Newspaper: The Sunday Express
Dated: Febuary 28,2010,
Article by:Anjali Mathai

ROOMSCAPE
Nikhil Chaganlal wishes visitors to escape into his paintings of interiors

Anjali Mathai

Nikhil Chaganlal, in his latest exhibition ‘Intimate Vistas of the Interior’, has wandered into a territory that not many artists before him have—portraits of the interior. “I want the viewer to escape into the paintings,” says the artist. “Feel the sea breeze on their faces, sip on the wine and listen to the music in the background.”
Glimpsing the rooms, with their cosy clutter and orgy of
untamed colours, it’s easy to do just that. Human presence is only obliquely hinted at by a dog lying curled on the hearth or a half-empty mug of coffee.
Chaganlal says he wanted to become an interior designer when he was young. But his fate, perhaps, was sealed in his childhood when he would take his mother’s lipstick and scribble endlessly on the walls. “My mother, fed up with my antics, would resort to tying up my hands,” laughs the 51-year-old. His brush with art began at an early age when his father, a Gujarati art dealer, would take him to Pundole and Chemould galleries where they would view the works of artists like M F Husain and Tyeb Mehta. “That was our favourite pastime instead of normal things like going to the movies,” reminisces Chaganlal wistfully.
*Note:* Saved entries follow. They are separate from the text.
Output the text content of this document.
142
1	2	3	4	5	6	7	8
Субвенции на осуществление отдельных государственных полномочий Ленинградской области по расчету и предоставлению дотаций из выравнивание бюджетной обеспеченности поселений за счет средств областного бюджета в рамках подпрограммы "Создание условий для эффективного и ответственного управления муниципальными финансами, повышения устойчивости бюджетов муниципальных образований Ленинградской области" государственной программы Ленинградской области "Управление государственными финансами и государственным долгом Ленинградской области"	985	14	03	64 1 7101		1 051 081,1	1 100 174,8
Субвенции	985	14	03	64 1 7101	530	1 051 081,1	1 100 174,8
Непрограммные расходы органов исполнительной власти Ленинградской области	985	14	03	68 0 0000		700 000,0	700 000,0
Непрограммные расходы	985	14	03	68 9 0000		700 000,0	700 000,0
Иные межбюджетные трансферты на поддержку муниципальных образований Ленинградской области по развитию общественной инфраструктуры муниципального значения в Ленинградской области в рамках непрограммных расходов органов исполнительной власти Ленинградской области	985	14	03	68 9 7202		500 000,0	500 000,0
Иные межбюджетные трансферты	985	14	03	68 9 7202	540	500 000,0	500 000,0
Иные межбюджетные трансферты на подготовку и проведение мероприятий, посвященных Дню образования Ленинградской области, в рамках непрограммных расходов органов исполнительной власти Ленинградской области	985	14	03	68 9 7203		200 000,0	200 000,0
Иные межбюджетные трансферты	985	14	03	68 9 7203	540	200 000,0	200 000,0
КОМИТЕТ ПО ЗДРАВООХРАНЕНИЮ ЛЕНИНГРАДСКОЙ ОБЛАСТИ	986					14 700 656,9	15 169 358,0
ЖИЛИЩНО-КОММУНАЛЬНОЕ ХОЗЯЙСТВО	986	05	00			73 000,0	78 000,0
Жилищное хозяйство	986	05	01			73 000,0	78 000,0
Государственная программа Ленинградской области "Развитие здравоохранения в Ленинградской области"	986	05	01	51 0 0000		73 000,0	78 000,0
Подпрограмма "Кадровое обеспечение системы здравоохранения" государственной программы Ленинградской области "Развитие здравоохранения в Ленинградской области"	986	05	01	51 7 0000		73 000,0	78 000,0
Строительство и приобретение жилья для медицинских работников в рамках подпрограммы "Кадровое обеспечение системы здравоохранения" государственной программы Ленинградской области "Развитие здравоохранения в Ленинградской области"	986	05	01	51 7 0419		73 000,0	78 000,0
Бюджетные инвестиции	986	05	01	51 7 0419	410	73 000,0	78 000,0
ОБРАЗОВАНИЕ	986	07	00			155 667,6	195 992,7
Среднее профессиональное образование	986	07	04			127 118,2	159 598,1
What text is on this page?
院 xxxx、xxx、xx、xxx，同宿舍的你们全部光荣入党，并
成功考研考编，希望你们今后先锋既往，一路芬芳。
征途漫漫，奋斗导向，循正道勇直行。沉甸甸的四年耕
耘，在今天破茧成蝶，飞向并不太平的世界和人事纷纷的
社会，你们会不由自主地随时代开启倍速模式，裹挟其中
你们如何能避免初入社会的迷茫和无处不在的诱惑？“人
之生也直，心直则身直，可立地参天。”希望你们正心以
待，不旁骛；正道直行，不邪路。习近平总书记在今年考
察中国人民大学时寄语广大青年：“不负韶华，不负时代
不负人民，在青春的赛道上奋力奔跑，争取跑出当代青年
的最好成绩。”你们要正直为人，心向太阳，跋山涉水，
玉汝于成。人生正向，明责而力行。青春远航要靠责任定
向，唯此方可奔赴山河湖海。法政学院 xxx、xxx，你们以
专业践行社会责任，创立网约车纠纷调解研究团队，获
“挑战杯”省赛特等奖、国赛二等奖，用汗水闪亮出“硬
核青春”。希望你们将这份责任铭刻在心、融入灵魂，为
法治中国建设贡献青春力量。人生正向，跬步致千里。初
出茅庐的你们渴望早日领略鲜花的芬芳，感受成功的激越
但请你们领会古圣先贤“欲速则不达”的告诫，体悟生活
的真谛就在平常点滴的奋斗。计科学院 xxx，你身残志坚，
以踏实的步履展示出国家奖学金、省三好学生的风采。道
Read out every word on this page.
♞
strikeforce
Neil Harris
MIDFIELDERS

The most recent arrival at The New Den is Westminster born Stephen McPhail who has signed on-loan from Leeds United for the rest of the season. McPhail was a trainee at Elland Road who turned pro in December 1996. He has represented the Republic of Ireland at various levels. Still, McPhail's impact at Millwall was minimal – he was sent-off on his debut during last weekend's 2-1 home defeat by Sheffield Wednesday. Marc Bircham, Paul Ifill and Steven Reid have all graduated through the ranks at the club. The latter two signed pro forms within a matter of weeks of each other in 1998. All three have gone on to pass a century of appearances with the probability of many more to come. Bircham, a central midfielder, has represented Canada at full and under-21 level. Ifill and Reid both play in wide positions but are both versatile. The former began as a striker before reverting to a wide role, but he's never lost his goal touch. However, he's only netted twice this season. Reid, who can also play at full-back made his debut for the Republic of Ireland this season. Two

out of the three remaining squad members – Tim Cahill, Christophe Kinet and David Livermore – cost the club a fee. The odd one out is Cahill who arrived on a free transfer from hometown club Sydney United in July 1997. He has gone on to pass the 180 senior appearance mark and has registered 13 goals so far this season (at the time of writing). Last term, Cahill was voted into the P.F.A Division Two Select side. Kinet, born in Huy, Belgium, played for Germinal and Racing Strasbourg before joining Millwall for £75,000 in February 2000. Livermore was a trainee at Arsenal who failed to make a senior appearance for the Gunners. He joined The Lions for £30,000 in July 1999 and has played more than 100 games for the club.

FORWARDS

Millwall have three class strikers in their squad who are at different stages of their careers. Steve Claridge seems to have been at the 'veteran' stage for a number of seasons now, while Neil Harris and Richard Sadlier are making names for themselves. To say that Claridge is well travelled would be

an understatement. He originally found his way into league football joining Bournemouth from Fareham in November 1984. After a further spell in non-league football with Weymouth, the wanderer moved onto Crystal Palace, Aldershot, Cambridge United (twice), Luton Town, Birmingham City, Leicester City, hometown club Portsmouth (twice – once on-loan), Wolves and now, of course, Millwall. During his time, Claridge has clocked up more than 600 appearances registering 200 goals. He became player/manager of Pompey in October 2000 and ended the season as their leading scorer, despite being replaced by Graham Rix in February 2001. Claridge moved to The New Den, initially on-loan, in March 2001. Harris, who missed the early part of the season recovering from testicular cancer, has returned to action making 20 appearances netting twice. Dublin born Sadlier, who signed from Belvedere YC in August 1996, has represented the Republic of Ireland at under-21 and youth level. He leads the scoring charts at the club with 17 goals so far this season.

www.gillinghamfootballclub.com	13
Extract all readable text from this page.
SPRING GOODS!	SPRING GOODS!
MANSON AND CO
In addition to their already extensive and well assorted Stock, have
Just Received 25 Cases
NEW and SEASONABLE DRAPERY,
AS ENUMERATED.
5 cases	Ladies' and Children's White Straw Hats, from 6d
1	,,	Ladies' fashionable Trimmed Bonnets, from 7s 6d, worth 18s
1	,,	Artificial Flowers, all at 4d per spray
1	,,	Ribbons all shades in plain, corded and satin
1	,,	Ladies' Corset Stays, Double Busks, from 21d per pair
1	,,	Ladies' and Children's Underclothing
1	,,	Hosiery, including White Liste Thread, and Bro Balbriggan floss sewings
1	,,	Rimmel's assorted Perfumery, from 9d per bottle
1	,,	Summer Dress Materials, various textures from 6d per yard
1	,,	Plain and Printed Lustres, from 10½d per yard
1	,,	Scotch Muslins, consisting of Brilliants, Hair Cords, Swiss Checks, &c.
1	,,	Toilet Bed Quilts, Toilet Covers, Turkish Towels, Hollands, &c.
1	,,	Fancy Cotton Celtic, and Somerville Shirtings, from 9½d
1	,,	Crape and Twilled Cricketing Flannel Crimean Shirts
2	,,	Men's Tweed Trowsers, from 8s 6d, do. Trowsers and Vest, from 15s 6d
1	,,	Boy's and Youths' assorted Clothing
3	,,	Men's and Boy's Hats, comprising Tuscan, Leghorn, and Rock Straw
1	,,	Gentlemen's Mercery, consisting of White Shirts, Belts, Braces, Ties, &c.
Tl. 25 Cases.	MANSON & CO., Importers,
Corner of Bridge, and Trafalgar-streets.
At the age of 14, he won the Lalit Kala National Award for painting. It did not take long after that for the Alibaug-based painter to be branded as one of India’s most promising artists. In 2000, his works were sold at a Sotheby’s auction at an unheard-of price for a new artist. He counts among his collectors, bigwigs like Shah Rukh Khan, Sachin Tendulkar and Anil Ambani.
Painting interiors, according to the artist, is much more difficult that abstracts or portraits. “There’s a lot of conceptualising involved. It’s almost like preparing an
architect’s draft.”
Chaganlal describes the paintings as “living within a dream.” The reality doesn’t bear much resemblance to the idealised spaces that are his rooms. “I come from a broken home. My parents got divorced when I was 12. I was pretty much left to fend for myself.” He went through a difficult phase of drugs, alcohol and sex before finding refuge in painting.
“In 50 years, no one might remember me but my paintings will never go out of fashion,” says Chaganlal before quickly switching to a lighter tone. “And who knows, maybe some of the objects in the interiors, like laptops, will become antiques then and my works will become even more valuable.”